Le chômage national remonte, mais c'est chez les jeunes que la situation se dégrade le plus
Les derniers chiffres de l'Insee révèlent une remontée du taux de chômage au deuxième trimestre : il gagne 0,2 point pour s'établir à 8,3 %, son plus haut niveau depuis l'automne 2020. Au total, ce sont 2,7 millions de personnes qui se déclarent en recherche active d'emploi. Dans ce tableau déjà préoccupant, une catégorie se distingue : les jeunes.
Le taux de chômage des 15-24 ans atteint 21,6 %, en hausse de 0,4 point en trois mois. Cela représente environ 740 000 jeunes concernés. Sur un an, l'augmentation est encore plus marquée pour cette tranche d'âge : +2,5 points, alors que la hausse pour l'ensemble des actifs est de +0,7 point.
"Je revais de grandes agences d'architecture, je n'ai plus du tout les mêmes ambitions maintenant. Il n'y a plus aucun critère"
Des témoignages qui traduisent une réalité structurelle
Les témoignages recueillis confirment un phénomène déjà observé sur le marché du travail : la difficulté d'accès au premier emploi et l'exigence d'expérience des recruteurs. Julia, 22 ans, explique qu'elle a décroché son poste grâce à une connaissance et que, sans ce piston, cela aurait été difficile. À 24 ans, Charlotte, designer, cherche un emploi depuis un an et déplore les offres demandant « quatre ou cinq ans d'expérience » pour des postes jeunes diplômés. Ces récits reflètent une déconnexion entre les attentes des employeurs et la réalité des compétences d'entrée de carrière.
Qui d'autre est touché ?
Le chômage n'épargne pas les autres classes d'âge, mais l'impact reste inégal. Le taux des 25-49 ans s'établit à 7,5 %, tandis que celui des 50 ans et plus est à 5,5 %. Sur le trimestre, 62 000 personnes supplémentaires se sont ajoutées aux rangs des chercheurs d'emploi.
- 8,3 % : taux de chômage total (hausse de 0,2 point)
- 21,6 % : taux de chômage des 15-24 ans (hausse de 0,4 point sur trois mois, +2,5 points sur un an)
- 2,7 millions : personnes en recherche active d'emploi
| Tranche d'âge | Taux de chômage |
|---|---|
| 15-24 ans | 21,6 % |
| 25-49 ans | 7,5 % |
| 50 ans et plus | 5,5 % |
Conséquences pour les jeunes, les employeurs et les politiques
Pour les jeunes, ces chiffres traduisent un risque double : perte de revenus immédiate et consolidation d'un décrochage professionnel qui peut peser sur l'ensemble de la trajectoire. Les difficultés d'insertion peuvent aussi alimenter la précarité et repousser des projets professionnels ou de formation.
Pour les entreprises, la demande d'expérience peut refléter des besoins réels de productivité mais elle exclut une part importante de candidats potentiels.

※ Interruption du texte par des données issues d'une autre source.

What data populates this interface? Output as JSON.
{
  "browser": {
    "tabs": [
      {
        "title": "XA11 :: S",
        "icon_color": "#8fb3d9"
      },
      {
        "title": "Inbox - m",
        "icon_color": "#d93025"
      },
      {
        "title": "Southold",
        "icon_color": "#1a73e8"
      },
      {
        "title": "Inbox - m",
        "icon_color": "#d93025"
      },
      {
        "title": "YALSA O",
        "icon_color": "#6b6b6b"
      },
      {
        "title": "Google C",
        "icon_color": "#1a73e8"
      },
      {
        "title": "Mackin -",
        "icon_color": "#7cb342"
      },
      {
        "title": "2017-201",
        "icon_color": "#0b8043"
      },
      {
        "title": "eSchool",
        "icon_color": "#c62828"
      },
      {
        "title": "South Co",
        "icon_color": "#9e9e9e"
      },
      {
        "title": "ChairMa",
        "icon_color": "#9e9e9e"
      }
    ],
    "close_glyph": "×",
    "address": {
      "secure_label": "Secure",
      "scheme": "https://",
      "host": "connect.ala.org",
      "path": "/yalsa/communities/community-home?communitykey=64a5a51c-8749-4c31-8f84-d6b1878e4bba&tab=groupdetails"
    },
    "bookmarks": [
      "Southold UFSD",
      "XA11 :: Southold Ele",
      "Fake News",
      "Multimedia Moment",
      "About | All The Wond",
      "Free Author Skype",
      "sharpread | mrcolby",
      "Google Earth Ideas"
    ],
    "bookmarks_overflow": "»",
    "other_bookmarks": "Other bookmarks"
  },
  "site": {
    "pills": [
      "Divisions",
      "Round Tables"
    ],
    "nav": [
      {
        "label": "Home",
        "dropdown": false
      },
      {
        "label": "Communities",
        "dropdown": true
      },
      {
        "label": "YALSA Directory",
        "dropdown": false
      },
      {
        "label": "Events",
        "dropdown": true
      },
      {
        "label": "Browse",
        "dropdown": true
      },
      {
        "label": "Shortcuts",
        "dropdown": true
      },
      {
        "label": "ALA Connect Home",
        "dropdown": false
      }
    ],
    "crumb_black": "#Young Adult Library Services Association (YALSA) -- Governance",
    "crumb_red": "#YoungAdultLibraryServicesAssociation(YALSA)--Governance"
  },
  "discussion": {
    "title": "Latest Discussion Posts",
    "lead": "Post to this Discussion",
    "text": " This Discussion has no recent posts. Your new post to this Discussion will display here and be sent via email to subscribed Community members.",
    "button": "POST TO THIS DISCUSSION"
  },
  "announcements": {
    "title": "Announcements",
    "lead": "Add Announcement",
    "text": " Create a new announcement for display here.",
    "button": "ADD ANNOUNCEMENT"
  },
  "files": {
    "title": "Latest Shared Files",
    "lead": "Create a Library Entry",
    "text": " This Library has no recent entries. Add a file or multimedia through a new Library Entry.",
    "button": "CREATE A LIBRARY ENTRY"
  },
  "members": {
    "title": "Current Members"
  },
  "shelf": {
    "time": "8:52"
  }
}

Les employeurs qui recrutent via des réseaux ou par piston renforcent un accès inégal aux emplois, comme l'illustrent les témoignages cités.
Au plan des politiques publiques, la remontée du chômage des jeunes pose la question des instruments d'entrée sur le marché du travail : alternance, apprentissage, formation professionnelle, dispositifs d'accompagnement vers l'emploi et liaison avec les employeurs. Sans ajustements, le risque est d'enfermer une génération dans une situation d'emploi fragile, avec des conséquences économiques et sociales durables.
Les chiffres de l'Insee de ce trimestre sont un rappel : derrière un taux global, ce sont surtout les jeunes qui voient s'éroder leurs chances d'accéder à un emploi stable. Les réponses attendues devront être ciblées, sous peine de laisser s'aggraver un phénomène d'exclusion professionnelle qui touche le cœur des trajectoires d'insertion.